Dari penjelasan tersebut tampak jelas bahwa kepribadian muṭmainnah memiliki kecenderungan yang tenang. Gambaran individu yang menjalankan segala tindakan dengan pelan namun pasti. Dalam konteks pendidikan, gambaran peserta didik yang memiliki kepribadian ini adalah peserta didik yang memiliki orientasi, pandangan, dan target hidup yang jelas sambil merealisasikan tujuan hidup secara sistematis, pasti, dan tuntas.
Tiga macam kepribadian di atas merupakan macam-macam kepribadian yang secara normatif berasal dariajaran tasawuf dalam Islam sehingga harus dijelaskan secara lebih jelas dan sistematis tentang gambaran kepribadian peserta didik relevansinya dengan hasil (output) Pendidikan Islam.
Tiga macam kepribadian di atas bersifat hierarkis yang tahapannya dimulai dari kepribadian ammârah, kepribadian lawwâmah, dan kepribadian muṭmainnah. Adapun kepribadian ideal yang menjadi tujuan pencapaian dalam Pendidikan Islam ialah kepribadian muṭmainnah. Dengan demikian, pembentukan kepribadian peserta didik yang diupayakan oleh guru khususnya di lingkup pembelajaran berorientasi pada pembentukan kepribadian muṭmainnah. Meskipun pencapaian pembentukan kepribadian muṭmainnah tidak dapat tercapai secara sempurna, bagaimana pun segala upaya yang dilakukan selama proses pendidikan tetap diarahkan pada pembentukan kepribadian muṭmainnah.
Maksud dicantumkan tiga macam kepribadian yang menunjukkan pengembangan dan perbaikan secara hierarkis agar penyajian tersebut mendukung kegiatan evaluasi dalam proses dan akhir pembelajaran. Kegiatan evaluasi dalam pembelajaran ini bertujuan untuk mengetahui seberapa jauh perubahan sikap peserta didik ke arah yang lebih baik.
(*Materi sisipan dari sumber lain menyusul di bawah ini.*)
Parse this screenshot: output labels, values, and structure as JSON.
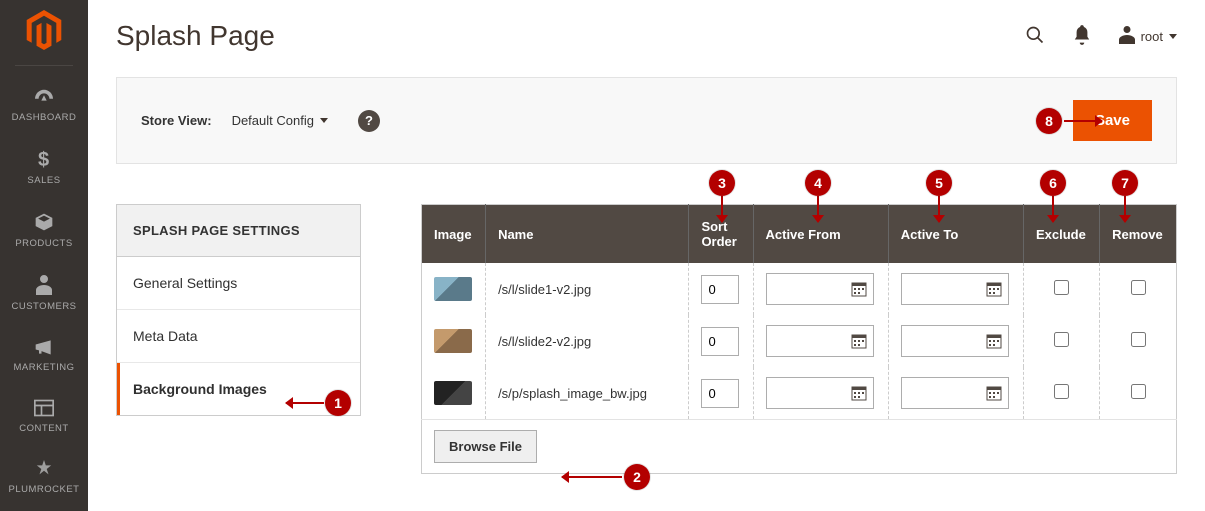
{
  "sidebar": {
    "items": [
      {
        "label": "DASHBOARD"
      },
      {
        "label": "SALES"
      },
      {
        "label": "PRODUCTS"
      },
      {
        "label": "CUSTOMERS"
      },
      {
        "label": "MARKETING"
      },
      {
        "label": "CONTENT"
      },
      {
        "label": "PLUMROCKET"
      }
    ]
  },
  "header": {
    "title": "Splash Page",
    "user": "root"
  },
  "toolbar": {
    "store_view_label": "Store View:",
    "store_view_value": "Default Config",
    "save_label": "Save"
  },
  "settings": {
    "panel_title": "SPLASH PAGE SETTINGS",
    "items": [
      {
        "label": "General Settings",
        "active": false
      },
      {
        "label": "Meta Data",
        "active": false
      },
      {
        "label": "Background Images",
        "active": true
      }
    ]
  },
  "table": {
    "headers": {
      "image": "Image",
      "name": "Name",
      "sort": "Sort Order",
      "from": "Active From",
      "to": "Active To",
      "exclude": "Exclude",
      "remove": "Remove"
    },
    "rows": [
      {
        "name": "/s/l/slide1-v2.jpg",
        "sort": "0",
        "from": "",
        "to": ""
      },
      {
        "name": "/s/l/slide2-v2.jpg",
        "sort": "0",
        "from": "",
        "to": ""
      },
      {
        "name": "/s/p/splash_image_bw.jpg",
        "sort": "0",
        "from": "",
        "to": ""
      }
    ],
    "browse_label": "Browse File"
  },
  "annotations": {
    "1": "1",
    "2": "2",
    "3": "3",
    "4": "4",
    "5": "5",
    "6": "6",
    "7": "7",
    "8": "8"
  }
}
Peningkatan kepribadian ammârah ke kepribadian lawwâmah disebabkan oleh prosentase daya nafsu lebih dekat dengan prosentase daya akal dan terlalu jauh jaraknya dengan daya qalbu. Dalam posisi ini, individu sudah mampu membedakan antara yang baik dan yang buruk, antara yang terpuji dan yang tercela, dan antara yang benar dan yang salah serta mendayagunakan akal yang memiliki fungsi mengatur (managing principle). Akan tetapi pada posisi berkepribadian lawwâmah, fungsi mengatur dari akal individu belum berfungsi secara efektif. Terbukti pada posisi ini individu digambarkan sebagai individu yang berbuat kesalahan akan tetapi setelah itu sadar dan dapat memperingatkan diri sendiri. Selain itu, sebelum individu tersebut berbuat kesalahan, akal tidak difungsikan dengan baik untuk memikirkan dan mempertimbangkan konsekuensi logis dari berbuat salah. Jadinya, akal baru tampak berfungsi setelah individu merasakan akibat buruk sehingga terdapat penyesalan setelah berbuat salah dan baru kemudian individu tersebut memohon ampun kepada Allah Swt.
Adapun pengembangan qalbu dimaksud agar potensi qalb mampu berfungsi sebagai instrumen spiritual yang cenderung pada kebaikan, terlatih dalam keluhuran akhlak, mampu menangkal hawa nafsu, dan memiliki kematangan emosional.
Adapun beberapa langkah dalam rangka mengembangkan qalb yakni sebagai berikut:
- membimbing dan membiasakan diri ke arah kebaikan (al-tawjih wal muawadah „ala al khair). Hal ini memerlukan sikap yang partisipatif, bukan sekadar indoktrinatif,
- keteladanan lingkungan sosial (al-qudwah al-hasanah).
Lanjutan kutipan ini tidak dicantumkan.